Is Boris Johnson about to fall into an election panic?
Everything’s still to play for in the final week before the vote, writes John Rentoul
Laura Kuenssberg, the BBC political editor, reported yesterday that there was nervousness in the Conservative election HQ entering the final week of the campaign. Is this just an attempt by the Tory campaign chiefs to warn their activists against complacency, or are there good reasons for Boris Johnson to be worried?
The main reason is that an average 10-point lead in the opinion polls is not enough to be sure of victory. Although that translates into a majority of 24 seats in parliament, according to Electoral Calculus, this is sensitive to small changes in the share of the vote. It would take only 2 per cent of voters to switch sides to wipe out that small majority altogether – or an error in the opinion polls of an equivalent size.
Indeed, The Independent’s own pollster, BMG, is at one end of the range of estimates of public opinion, showing a six-point lead for the Conservatives, which could produce exactly the same election result as last time.
If Johnson won the same number of seats as Theresa May, 318, it would leave him four seats short of a majority and needing the support of the Democratic Unionist Party again – there are no other parties likely to send MPs to Westminster that could plausibly keep Johnson in No 10.
That is a scenario that might be designed to give Tory strategists nightmares. The DUP is opposed to Johnson’s Brexit deal, and is aggrieved by what it sees as the prime minister’s betrayal of not just the party but the whole of Northern Ireland. The DUP might be even harder to deal with if it has lost Nigel Dodds, its Westminster leader, whose Belfast North seat is odds-on to fall to Sinn Fein.
It is still hard to imagine the DUP putting Jeremy Corbyn, whom it regards as an IRA sympathiser, in No 10 – but even so, Johnson cannot expect an easy time if he needs DUP votes.
The Conservative campaign has lived from the start with the fear that most of the opinion polls are going to get the election wrong, as they did last time. All the pollsters who did get it wrong have changed their methods since then, but no one can be sure that they have corrected for their errors until the day after the election.

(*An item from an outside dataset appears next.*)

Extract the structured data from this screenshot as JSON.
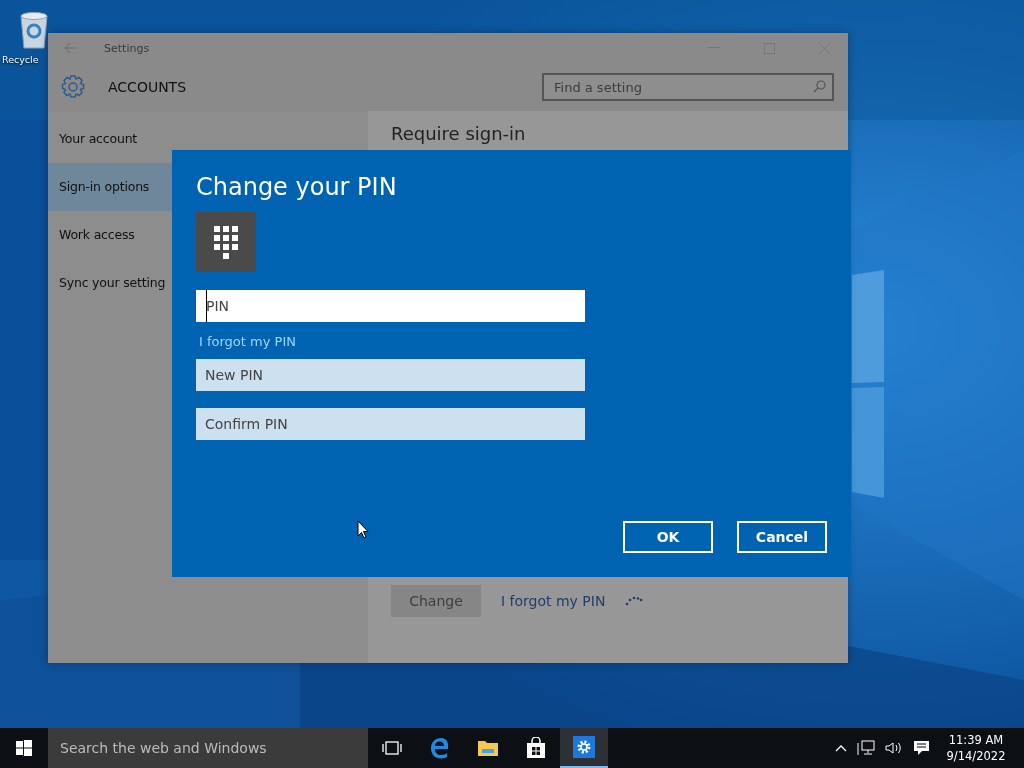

But what makes Tory strategists really nervous is the possibility that opinion could shift against them late in the campaign. Tonight’s head-to-head TV debate between Johnson and Corbyn is plainly a higher-risk event for the frontrunner than for the underdog.
And Tories may also be nervous about Deltapoll’s findings for Prospect magazine that suggest voters are bored with Brexit in the final phase of the election, and might have their heads turned by Labour’s big spending promises. Martin Boon of Deltapoll has experimented with an Emotional Resonance Score based on how quickly people answer online poll questions, and says “Corbyn’s vow to plough a vast £150bn into schools, hospitals and housing” gets as good a rating as “the Tories’ pledge of an extra 20,000 police officers”.
If Labour’s spending pledges gain unexpected traction in the final week, Boris Johnson may find, on 13 December, that the Tories’ nightmare has come true.